We push ourselves week after week with the same disregard that we have for eating endangered tuna on wood tables from the rainforest in a sushi restaurant. This idea of sustainability is not just some esoteric concept but a real day-to-day issue for everyone of us. By carelessly pushing ourselves to near-burnout, we squander resources without any regard to the long term consequences. We fool ourselves saying things like, "I will relax on vacation. I'll spend time on family and personal pursuits when I retire. Those who choose sustainability will lose in today's competitive climate."
To me, sustainability is about the balance between the now and the future, between pursuing success and taking care of yourself, and between a focus on short term gain that may bring long term pain. It is mastering the art of not having to choose between these extremes.

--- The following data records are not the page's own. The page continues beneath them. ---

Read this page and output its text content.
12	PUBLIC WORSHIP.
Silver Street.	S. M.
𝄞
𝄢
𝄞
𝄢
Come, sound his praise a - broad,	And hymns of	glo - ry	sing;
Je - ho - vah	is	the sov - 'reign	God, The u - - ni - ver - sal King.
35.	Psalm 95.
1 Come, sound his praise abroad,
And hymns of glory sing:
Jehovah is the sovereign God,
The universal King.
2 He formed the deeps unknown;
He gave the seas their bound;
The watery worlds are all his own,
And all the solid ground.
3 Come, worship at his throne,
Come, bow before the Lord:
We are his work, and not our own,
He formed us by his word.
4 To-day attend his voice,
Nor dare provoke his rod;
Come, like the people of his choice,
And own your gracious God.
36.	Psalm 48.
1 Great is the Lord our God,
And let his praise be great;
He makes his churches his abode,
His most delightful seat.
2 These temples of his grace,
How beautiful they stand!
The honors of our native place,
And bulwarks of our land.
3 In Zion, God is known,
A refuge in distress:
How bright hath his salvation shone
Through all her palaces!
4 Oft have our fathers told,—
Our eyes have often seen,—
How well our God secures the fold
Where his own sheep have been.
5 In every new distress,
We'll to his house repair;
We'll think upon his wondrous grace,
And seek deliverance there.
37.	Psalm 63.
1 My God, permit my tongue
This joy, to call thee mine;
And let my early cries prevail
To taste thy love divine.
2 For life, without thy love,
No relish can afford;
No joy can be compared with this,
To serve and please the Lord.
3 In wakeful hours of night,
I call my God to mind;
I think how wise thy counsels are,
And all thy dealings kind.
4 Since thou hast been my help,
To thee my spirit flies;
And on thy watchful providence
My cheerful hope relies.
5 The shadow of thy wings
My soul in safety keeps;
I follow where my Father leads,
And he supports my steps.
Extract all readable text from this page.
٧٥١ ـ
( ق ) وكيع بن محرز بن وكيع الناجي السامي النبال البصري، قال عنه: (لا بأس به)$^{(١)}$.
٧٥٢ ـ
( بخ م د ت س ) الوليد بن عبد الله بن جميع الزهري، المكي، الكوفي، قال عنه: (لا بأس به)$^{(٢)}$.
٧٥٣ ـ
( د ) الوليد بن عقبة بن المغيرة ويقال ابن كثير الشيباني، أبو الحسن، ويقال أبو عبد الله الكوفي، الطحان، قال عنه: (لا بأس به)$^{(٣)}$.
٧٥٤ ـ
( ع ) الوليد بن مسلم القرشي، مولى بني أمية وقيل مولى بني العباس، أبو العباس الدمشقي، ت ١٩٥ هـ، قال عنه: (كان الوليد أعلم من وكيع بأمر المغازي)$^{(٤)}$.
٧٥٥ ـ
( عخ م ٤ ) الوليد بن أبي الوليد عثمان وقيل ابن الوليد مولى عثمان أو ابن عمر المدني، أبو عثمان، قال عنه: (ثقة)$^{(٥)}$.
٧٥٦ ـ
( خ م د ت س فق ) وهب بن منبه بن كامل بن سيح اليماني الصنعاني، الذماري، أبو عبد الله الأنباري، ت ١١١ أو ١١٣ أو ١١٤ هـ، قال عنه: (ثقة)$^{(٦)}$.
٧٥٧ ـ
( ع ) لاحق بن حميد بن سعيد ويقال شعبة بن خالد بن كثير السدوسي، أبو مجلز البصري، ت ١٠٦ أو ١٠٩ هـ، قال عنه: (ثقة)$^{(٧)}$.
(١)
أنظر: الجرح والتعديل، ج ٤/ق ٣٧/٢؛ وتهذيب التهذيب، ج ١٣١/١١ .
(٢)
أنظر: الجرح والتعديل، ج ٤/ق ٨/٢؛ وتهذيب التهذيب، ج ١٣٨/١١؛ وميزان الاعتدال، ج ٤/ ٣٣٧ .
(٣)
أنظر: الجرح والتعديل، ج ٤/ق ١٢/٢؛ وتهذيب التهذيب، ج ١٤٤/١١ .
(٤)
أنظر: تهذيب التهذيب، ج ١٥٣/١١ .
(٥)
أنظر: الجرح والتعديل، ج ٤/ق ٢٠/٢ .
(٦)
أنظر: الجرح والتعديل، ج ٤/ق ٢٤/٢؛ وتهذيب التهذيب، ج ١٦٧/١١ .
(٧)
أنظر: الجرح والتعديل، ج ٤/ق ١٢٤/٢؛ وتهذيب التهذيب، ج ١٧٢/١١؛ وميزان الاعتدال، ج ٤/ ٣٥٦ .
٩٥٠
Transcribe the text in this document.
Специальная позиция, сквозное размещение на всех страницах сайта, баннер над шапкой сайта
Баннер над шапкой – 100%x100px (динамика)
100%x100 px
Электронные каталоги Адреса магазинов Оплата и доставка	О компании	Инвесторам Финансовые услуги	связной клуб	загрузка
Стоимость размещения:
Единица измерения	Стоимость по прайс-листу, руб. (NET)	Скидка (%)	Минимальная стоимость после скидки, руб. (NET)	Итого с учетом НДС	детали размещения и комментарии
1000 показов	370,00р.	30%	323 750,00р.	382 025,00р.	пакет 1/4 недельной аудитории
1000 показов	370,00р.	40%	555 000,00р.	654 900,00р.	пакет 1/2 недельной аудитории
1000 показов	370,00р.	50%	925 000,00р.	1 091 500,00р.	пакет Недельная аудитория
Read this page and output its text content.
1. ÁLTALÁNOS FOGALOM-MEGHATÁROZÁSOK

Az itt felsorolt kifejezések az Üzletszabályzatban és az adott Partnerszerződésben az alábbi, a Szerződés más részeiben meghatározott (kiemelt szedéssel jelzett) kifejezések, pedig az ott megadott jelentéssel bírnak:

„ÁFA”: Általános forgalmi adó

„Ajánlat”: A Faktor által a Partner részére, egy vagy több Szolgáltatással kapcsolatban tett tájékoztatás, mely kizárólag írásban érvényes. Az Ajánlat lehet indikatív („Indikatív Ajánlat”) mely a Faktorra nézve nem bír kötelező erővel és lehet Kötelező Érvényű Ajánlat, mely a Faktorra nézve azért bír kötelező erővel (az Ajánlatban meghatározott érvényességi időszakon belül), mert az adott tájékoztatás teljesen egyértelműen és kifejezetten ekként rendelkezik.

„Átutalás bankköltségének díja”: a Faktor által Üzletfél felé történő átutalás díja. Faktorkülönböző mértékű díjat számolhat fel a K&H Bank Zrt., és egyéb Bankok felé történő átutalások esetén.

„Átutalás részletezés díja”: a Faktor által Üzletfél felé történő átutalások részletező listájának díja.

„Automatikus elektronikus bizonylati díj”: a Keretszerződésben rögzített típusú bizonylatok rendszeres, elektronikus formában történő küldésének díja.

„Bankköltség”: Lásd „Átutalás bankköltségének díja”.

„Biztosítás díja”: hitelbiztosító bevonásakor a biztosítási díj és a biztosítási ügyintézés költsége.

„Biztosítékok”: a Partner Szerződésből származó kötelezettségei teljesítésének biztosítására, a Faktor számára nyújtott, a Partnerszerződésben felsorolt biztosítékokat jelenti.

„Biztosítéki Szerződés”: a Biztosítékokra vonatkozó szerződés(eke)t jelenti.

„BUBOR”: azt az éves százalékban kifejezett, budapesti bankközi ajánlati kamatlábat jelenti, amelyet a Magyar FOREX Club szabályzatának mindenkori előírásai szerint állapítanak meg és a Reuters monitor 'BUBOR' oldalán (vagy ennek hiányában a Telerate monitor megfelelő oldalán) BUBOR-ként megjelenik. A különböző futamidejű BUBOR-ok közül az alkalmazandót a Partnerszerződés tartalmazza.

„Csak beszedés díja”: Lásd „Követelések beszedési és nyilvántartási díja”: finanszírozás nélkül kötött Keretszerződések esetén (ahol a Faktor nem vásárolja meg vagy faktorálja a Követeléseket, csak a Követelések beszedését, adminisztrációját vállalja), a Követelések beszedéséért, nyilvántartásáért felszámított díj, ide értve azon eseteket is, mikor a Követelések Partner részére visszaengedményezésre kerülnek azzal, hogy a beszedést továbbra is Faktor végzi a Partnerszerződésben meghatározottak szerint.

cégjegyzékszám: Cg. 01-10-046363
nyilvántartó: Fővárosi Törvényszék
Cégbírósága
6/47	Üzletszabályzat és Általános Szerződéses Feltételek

Whether in our personal lives, our community or as a company, sustainability is choosing the right balance. We can't sacrifice one for the other. Our work is important but it can't overwhelm our personal lives or leave us so weary that we can't perform at optimal levels. Profits are important in a business but short term bumps in profit must always be balanced against what is good for the long term sustainability of a business.
Economic growth is important but when it diminishes the capacity of the planet to provide what we need in the future, the balance must be addressed. Spending money now to stimulate the economy feels good but the growing debt will one day have to be paid, along with its consequences of potentially even greater austerity later.
Balance is the key. We can't sacrifice the future just for the present. Any present benefit or gain should also benefit the future and vice versa. We must master the power of "and." We must pursue success while taking care of the body and spirit that will let us be successful in the future. We must make decisions that are good for the business now, but always keep in the mind the future of the business. We must be mindful of how our actions today will make the planet less able to provide for the future. Not "or" but "and."
Here are a few practical steps:
• When you are working so hard that you stop taking time for personal well being, remember that your long term success and happiness depends on being at your best. Identify the things you need to make more room for in your life to enhance personal sustainability
• Every time you make a personal decision -- the car you drive, the meal you eat, whether you take that plastic bag or not -- keep in mind the balance between convenience now and the future of the planet
• In your business, ask if the decision you are making now will be good for the business two years or five years from now
Sustainability is more than the latest buzzword, it just might be the issue of our time.